Mucho más que un cambio de nombres

Para los pampeanos el nombre de Rosenkrantz no es desconocido porque fue el único miembro de la Corte que cuestionó la validez argumental de la presentación de nuestra provincia en el nuevo juicio contra Mendoza por el robo del río Atuel. Para el flamante presidente de la CSJ La Pampa no demostró con suficiente elocuencia el daño ambiental provocado por el corte del río. Su afinidad con la provincia cuyana tuvo así una primera manifestación en esta controversia.
Pero a nivel nacional es más conocido por haber aceptado asumir a su cargo sin la intervención del Senado.
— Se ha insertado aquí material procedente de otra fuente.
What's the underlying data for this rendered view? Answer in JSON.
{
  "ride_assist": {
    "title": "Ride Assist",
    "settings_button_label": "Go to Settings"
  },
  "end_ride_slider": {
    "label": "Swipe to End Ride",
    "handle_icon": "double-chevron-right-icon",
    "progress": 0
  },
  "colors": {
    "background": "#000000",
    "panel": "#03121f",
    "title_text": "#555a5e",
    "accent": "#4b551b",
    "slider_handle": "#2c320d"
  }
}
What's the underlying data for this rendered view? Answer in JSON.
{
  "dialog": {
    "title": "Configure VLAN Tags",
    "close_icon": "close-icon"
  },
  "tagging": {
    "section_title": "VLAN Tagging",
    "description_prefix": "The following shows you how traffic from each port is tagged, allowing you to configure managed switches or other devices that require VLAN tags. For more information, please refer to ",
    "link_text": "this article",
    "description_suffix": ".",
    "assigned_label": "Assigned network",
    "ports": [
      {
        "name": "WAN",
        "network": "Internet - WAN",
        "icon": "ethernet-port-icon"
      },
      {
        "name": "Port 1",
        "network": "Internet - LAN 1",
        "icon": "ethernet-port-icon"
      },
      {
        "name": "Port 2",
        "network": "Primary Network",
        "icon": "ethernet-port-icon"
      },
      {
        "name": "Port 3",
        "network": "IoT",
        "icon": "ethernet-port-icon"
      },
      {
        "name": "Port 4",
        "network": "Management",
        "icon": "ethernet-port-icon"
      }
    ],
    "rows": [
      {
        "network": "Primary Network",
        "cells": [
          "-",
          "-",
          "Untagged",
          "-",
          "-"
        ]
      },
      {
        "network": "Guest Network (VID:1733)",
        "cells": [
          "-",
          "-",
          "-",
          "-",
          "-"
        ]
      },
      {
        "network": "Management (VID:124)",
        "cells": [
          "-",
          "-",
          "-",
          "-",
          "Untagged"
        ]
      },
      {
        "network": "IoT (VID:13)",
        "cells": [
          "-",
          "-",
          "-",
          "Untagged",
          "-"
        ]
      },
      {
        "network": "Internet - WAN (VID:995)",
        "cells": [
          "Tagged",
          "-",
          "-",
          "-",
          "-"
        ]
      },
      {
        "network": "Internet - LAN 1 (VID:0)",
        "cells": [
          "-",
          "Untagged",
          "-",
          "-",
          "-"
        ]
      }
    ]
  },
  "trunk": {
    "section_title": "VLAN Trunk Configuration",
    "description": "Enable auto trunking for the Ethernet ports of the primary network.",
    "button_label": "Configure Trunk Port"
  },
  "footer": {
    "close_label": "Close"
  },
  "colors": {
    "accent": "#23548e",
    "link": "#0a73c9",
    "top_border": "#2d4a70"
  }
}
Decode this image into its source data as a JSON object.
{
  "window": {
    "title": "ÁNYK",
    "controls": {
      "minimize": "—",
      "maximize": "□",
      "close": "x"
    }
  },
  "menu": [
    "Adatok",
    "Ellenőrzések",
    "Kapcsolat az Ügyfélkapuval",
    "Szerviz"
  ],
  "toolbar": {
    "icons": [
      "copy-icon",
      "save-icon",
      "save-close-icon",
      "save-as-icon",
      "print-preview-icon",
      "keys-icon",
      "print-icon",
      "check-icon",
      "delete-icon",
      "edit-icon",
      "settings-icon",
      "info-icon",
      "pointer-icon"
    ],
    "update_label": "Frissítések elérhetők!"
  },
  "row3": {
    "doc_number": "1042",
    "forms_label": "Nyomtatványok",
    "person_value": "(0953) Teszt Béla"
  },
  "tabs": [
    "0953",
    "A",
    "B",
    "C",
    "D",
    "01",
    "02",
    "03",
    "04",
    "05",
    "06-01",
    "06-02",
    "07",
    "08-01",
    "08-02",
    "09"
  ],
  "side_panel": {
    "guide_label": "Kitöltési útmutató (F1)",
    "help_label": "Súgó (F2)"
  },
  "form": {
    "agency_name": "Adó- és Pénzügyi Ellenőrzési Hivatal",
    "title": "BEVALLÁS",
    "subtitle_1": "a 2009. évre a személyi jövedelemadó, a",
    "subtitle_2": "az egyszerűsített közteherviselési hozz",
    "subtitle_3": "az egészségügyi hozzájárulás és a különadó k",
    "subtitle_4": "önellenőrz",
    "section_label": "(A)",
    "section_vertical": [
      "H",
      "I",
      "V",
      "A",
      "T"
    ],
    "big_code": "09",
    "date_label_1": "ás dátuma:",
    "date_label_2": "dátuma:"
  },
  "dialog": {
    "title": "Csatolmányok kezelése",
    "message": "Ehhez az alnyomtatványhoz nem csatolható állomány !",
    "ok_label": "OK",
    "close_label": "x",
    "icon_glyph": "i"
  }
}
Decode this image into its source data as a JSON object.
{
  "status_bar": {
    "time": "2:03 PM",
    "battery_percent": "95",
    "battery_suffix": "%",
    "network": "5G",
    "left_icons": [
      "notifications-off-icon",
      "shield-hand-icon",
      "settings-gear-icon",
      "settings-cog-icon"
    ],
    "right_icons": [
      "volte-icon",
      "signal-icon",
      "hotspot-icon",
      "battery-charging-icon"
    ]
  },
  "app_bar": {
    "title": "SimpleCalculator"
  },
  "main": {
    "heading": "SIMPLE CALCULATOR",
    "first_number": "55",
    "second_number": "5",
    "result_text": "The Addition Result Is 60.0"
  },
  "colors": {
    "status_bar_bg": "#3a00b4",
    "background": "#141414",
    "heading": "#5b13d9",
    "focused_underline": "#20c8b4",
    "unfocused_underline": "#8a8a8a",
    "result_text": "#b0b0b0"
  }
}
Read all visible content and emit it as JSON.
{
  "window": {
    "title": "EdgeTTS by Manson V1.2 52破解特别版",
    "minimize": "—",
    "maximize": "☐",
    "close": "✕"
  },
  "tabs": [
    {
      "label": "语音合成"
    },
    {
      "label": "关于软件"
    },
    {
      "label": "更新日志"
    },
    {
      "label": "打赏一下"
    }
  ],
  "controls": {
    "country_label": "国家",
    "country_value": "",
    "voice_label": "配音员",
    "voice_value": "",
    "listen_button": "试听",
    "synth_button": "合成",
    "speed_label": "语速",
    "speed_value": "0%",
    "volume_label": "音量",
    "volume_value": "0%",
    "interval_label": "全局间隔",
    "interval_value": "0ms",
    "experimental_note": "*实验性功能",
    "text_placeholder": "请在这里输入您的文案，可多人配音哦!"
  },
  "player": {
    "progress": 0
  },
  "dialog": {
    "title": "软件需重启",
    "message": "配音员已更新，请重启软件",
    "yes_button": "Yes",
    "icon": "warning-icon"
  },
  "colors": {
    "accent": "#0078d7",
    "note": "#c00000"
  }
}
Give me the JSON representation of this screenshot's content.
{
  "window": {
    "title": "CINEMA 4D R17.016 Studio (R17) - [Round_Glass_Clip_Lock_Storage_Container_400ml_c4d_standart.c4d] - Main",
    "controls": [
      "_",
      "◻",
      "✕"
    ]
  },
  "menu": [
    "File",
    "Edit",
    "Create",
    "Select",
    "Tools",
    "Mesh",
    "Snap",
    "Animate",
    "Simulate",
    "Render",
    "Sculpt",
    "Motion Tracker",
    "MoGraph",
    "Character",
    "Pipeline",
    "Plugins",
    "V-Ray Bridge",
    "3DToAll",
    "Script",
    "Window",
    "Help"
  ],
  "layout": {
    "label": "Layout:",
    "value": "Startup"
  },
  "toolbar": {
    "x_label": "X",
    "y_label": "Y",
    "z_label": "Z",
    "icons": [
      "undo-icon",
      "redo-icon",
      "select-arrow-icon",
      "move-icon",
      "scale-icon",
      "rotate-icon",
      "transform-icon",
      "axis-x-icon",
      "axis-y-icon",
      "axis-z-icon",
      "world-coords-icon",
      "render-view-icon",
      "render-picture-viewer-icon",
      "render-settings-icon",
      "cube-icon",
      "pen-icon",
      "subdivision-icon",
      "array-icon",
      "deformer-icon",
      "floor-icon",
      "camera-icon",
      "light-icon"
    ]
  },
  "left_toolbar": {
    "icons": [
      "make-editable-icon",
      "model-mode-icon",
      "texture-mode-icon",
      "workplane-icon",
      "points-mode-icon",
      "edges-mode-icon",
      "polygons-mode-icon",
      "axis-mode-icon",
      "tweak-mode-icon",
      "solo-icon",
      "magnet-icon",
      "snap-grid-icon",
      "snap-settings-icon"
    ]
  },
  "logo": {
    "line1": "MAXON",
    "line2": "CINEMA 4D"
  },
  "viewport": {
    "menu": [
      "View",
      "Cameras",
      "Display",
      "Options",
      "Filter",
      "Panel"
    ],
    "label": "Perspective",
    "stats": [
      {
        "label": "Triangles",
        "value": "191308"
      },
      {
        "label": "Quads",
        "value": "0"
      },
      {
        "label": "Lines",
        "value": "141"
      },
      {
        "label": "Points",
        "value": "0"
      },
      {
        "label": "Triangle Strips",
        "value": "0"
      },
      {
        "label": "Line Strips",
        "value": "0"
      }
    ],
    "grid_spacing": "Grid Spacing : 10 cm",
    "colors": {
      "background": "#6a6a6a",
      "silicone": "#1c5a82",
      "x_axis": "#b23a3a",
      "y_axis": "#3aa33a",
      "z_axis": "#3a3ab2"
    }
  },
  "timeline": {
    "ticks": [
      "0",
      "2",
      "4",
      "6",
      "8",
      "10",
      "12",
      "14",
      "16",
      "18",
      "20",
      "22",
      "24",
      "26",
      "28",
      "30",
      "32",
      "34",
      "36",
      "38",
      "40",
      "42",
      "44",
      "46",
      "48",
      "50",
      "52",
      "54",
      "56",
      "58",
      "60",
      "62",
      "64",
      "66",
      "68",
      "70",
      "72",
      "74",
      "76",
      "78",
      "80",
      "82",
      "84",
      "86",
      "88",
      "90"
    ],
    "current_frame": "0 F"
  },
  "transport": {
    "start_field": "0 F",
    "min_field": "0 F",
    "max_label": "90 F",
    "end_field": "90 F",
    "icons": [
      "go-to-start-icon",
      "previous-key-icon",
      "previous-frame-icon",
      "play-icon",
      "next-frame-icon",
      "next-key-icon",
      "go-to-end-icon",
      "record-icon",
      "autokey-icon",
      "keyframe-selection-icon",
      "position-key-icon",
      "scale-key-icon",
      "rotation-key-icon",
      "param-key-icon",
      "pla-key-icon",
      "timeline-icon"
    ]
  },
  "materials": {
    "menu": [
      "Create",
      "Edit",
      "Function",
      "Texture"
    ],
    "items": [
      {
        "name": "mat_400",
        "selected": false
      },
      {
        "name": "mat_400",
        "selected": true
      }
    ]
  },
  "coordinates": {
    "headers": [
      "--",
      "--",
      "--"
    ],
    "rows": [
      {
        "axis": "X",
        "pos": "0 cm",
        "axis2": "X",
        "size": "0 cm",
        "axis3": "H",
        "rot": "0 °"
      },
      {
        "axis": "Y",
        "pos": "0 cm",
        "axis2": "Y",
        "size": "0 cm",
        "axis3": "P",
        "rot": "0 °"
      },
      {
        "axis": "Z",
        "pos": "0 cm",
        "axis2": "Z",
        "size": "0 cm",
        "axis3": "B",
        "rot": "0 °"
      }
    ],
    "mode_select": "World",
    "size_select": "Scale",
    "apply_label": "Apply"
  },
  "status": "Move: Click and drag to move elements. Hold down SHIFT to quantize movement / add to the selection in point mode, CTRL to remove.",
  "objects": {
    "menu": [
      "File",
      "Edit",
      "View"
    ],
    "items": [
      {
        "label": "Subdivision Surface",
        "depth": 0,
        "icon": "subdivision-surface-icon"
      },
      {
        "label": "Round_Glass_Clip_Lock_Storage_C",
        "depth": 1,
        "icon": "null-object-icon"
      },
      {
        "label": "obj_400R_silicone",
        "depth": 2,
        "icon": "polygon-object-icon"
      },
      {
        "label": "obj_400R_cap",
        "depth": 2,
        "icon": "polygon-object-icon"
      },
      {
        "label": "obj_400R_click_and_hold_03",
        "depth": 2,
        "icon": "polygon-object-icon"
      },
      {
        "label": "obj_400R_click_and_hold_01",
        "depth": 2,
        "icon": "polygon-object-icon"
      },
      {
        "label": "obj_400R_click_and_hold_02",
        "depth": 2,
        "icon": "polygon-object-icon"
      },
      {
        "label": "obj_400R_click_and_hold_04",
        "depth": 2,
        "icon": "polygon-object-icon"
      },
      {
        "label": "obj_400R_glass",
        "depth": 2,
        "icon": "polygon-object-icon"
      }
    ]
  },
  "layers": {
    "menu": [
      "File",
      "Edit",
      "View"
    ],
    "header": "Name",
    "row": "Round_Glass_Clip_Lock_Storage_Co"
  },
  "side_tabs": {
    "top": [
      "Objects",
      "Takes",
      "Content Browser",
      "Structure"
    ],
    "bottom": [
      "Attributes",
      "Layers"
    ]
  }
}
Ese traspié inicial, que compartió con su colega Rosatti, mereció un fuerte rechazo de todo el arco político opositor y así fue que la Cámara Alta intervino para analizar ambos pliegos, en cuyo trámite su nombre recibió más de 1.400 objeciones, entre ellos los de todos los organismos defensores de los derechos humanos. Tal prevención demostró ser justificada cuando poco después Rosenkrantz promovía -con el respaldo de dos cortesanos- el ominoso “dos por uno” para los genocidas que fue frenado por el Congreso a partir de una gigantesca movilización popular.
Otro episodio que sorprendió al tiempo de su nombramiento fue la eliminación del nombre de sus clientes que figuraban en el sitio web de su estudio jurídico. La operación no pasó desapercibida y permitió conocer que las víctimas del “delete” eran las más grandes corporaciones económicas del país. Entre ellas el Grupo Clarín, al que Rosenkrantz representó en su batalla judicial para eludir el alcance de la Ley de Medios Audiovisuales. Quizás este perfil de abogado de las grandes empresas que litigan contra el Estado -hay muchos otros casos en el currículum del juez- fue lo que llevó a un senador a cuestionarlo porque “no tiene antecedentes de defender el interés público sino solo los intereses privados”.
No fue la única crítica que recibió en su nuevo rol pues su mano también estuvo presente en una resolución de la Corte del año pasado cuando en un caso de libertad de expresión modificó la jurisprudencia al resolver que las decisiones de la Corte Interamericana de Derechos Humanos no son de cumplimiento obligatorio.
“Es la primera vez que llega a la presidencia de la Corte un representante del poder económico más concentrado”, sintetizó un dirigente político. Imposible no darle la razón.